Thimbleweed Park, la nostra recensione dell’avventura grafica ideata da Ron Gilbert e Gary Winnick, già creatori di Maniac Mansion e Monkey Island.
Correva l’anno 1987. I primi home computer avevano preso posto nelle sulle scrivanie dei primi pionieri dell’intrattenimento elettronico. Un giovane sviluppatore dell’allora Lucasfilm Games, realizzò un innovativo motore di gioco per lo sviluppo di avventure grafiche: lo SCUMM. Sono passati trent’anni da quel giorno. Il settore delle avventure grafiche ha attraversato momenti di estrema crisi e solo grazie agli sforzi di alcune software house (Telltale e Revolution in primis) è riuscita a non perdere del tutto visibilità.
Anche se l’avventura grafica in tutti questi anni ha radicalmente cambiato volto, alzi la mano chi non ha sentito parlare di almeno uno dei seguenti titoli: Maniac Mansion, The Secret Of Monkey Island o Zak McKracken and the Alien Mindbenders. Alla base di questi intramontabili classici del genere, non c’è solo il motore SCUMM, ma un vero e proprio stile di gioco che, grazie all’operato delle menti di Ron Gilbert e Gary Winnick, ha scolpito su pietra i canoni dell’avventura grafica nel suo periodo d’oro: il decennio a cavallo tra gli anni 80 e 90.
Con Thimbleweed Park, la coppia Gilbert & Winnick torna a lavorare insieme su un progetto, ed improvvisamente il tempo si ferma, per poi riportarci bruscamente indietro al 1987… in tutti i sensi.
La trama del gioco è estremamente semplice: Thimbleweed Park è un villaggio di 81 abitanti disperso non si sa dove. Il cadavere di un uomo viene ritrovato in circostanze misteriose. Due agenti federali, Angela Ray ed Antonio Reyes, si ritrovano inspiegabilmente sulla stessa scena del delitto, costretti a lavorare insieme per arrivare alla chiusura del caso. Dal preciso istante in cui ha inizio l’indagine, ci troveremo coinvolti in una serie di situazioni in puro stile Lucasfilm: personaggi bizzarri, atmosfere surreali e dialoghi al limite del nonsense. È veramente difficile rendere l’idea senza sconfinare in spoiler: nel corso dell’intera avventura spopolano in continuazione riferimenti ai precedenti lavori della coppia Gilbert & Winnick, alcuni dei quali sono estremamente raffinati. Giusto per citarne uno: la motosega! (chi ha giocato a Maniac Mansion capirà!)
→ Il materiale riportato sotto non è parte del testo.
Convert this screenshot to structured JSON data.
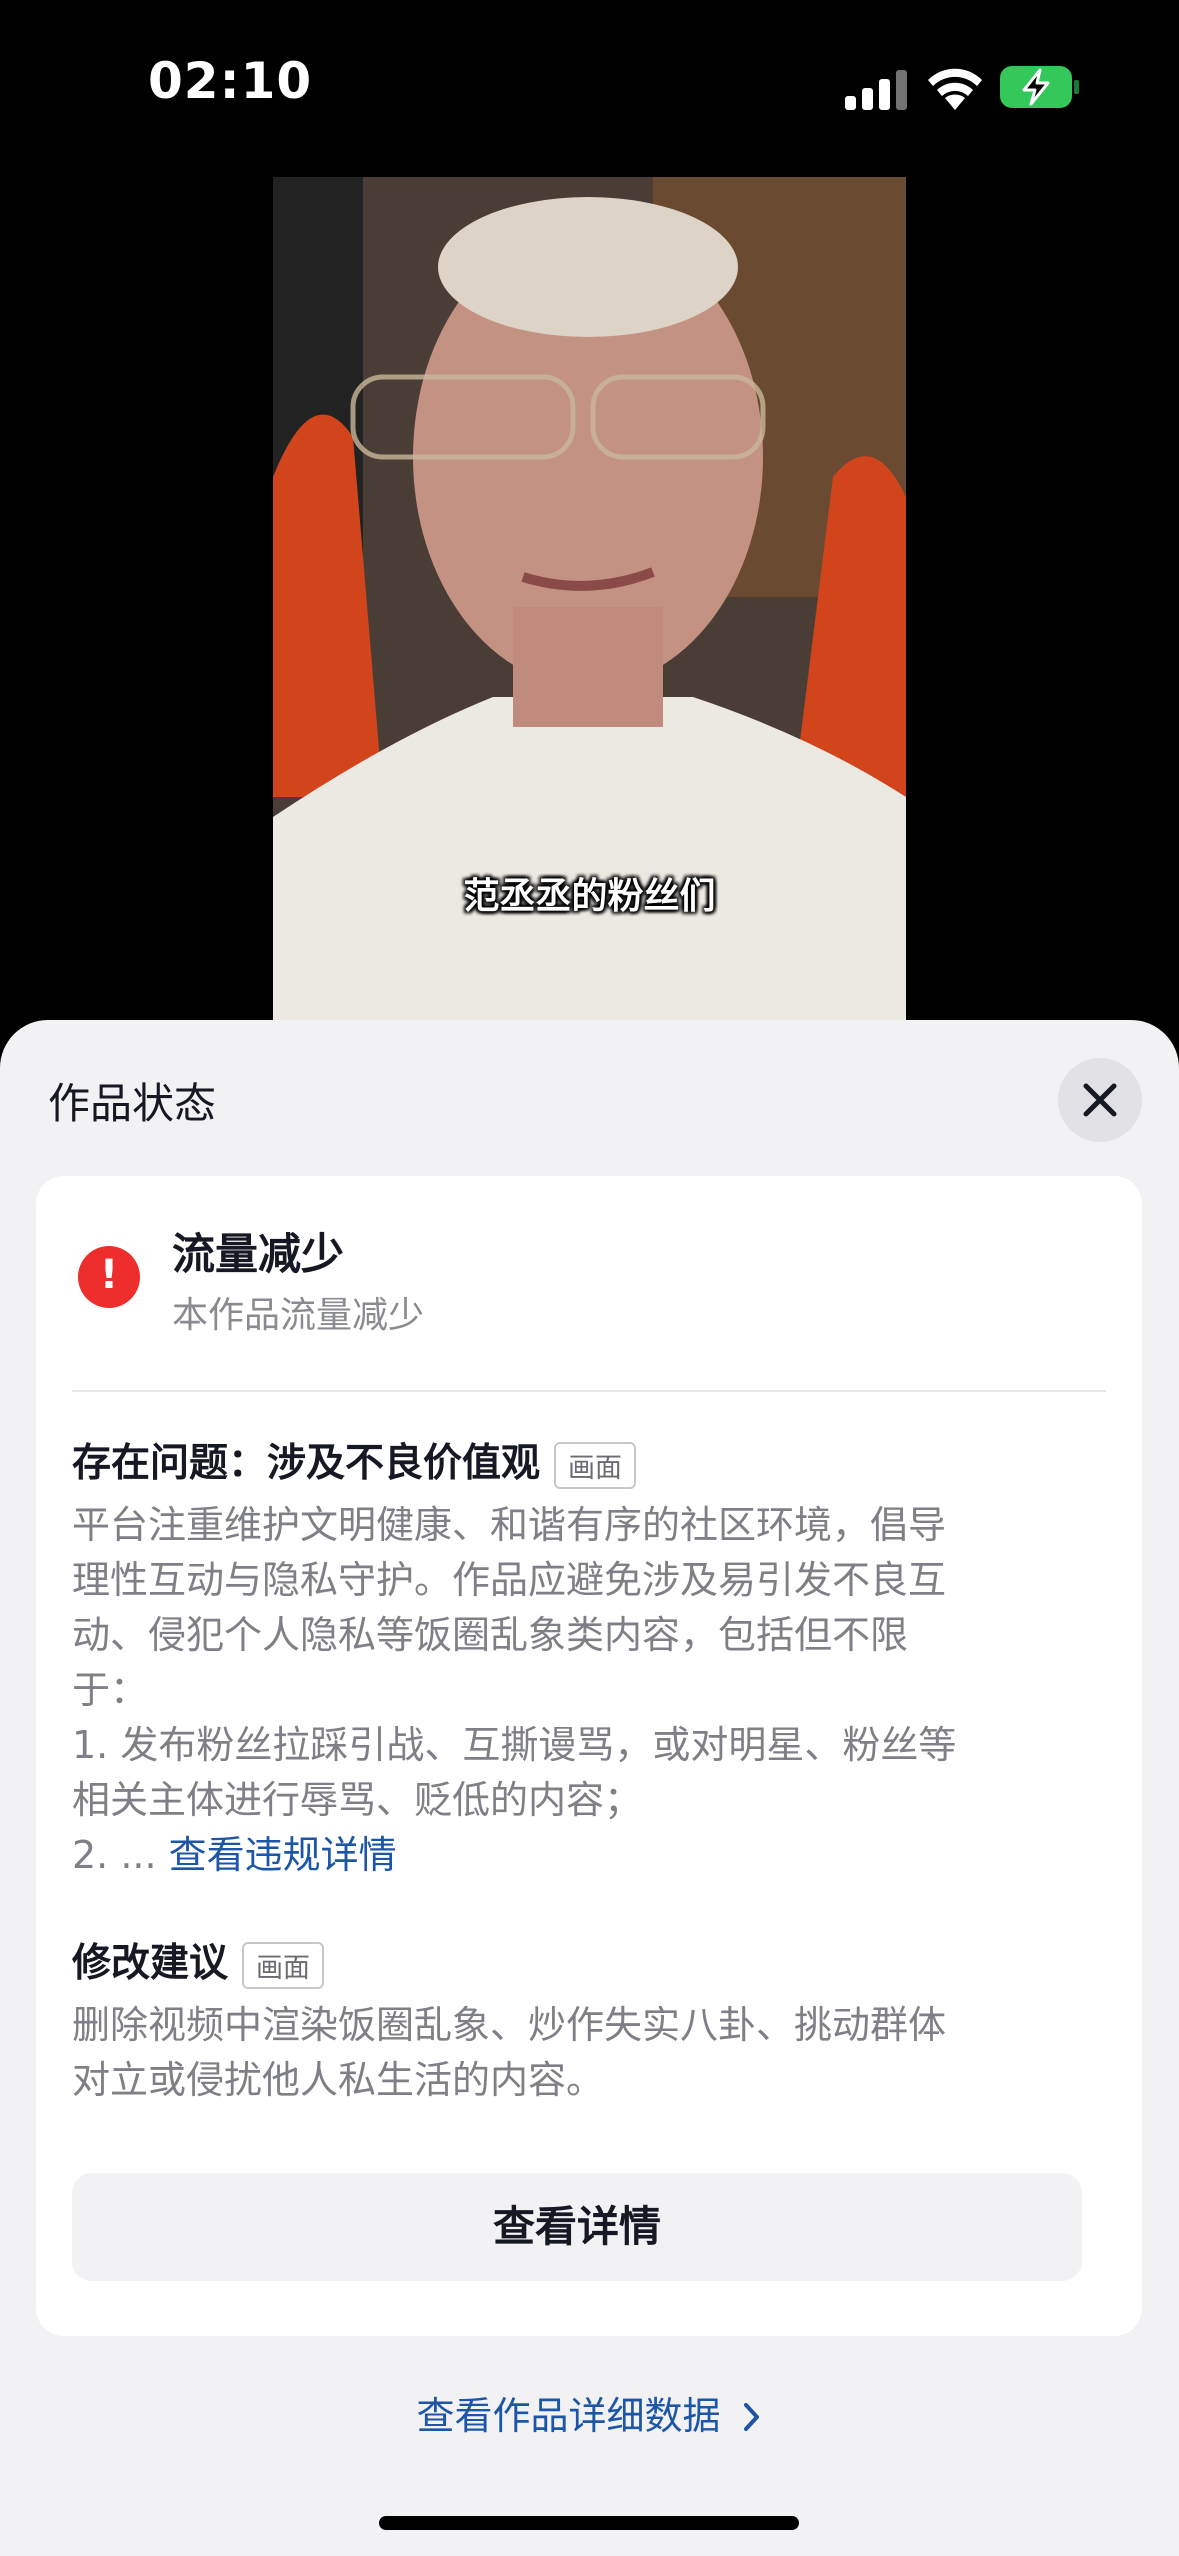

Sempre sullo stile di Maniac Mansion, continuando nell’avventura, avremo la possibilità di prendere il controllo di altri personaggi: il rozzo e cinico clown Ransome, la giovane aspirante game-designer Delores ed il fantasma di suo padre, Franklin. Il nostro compito sarà quello di controllare e far interagire i cinque protagonisti per far luce sul mistero che avvolge la bizzarra cittadina di Thimbleweed Park.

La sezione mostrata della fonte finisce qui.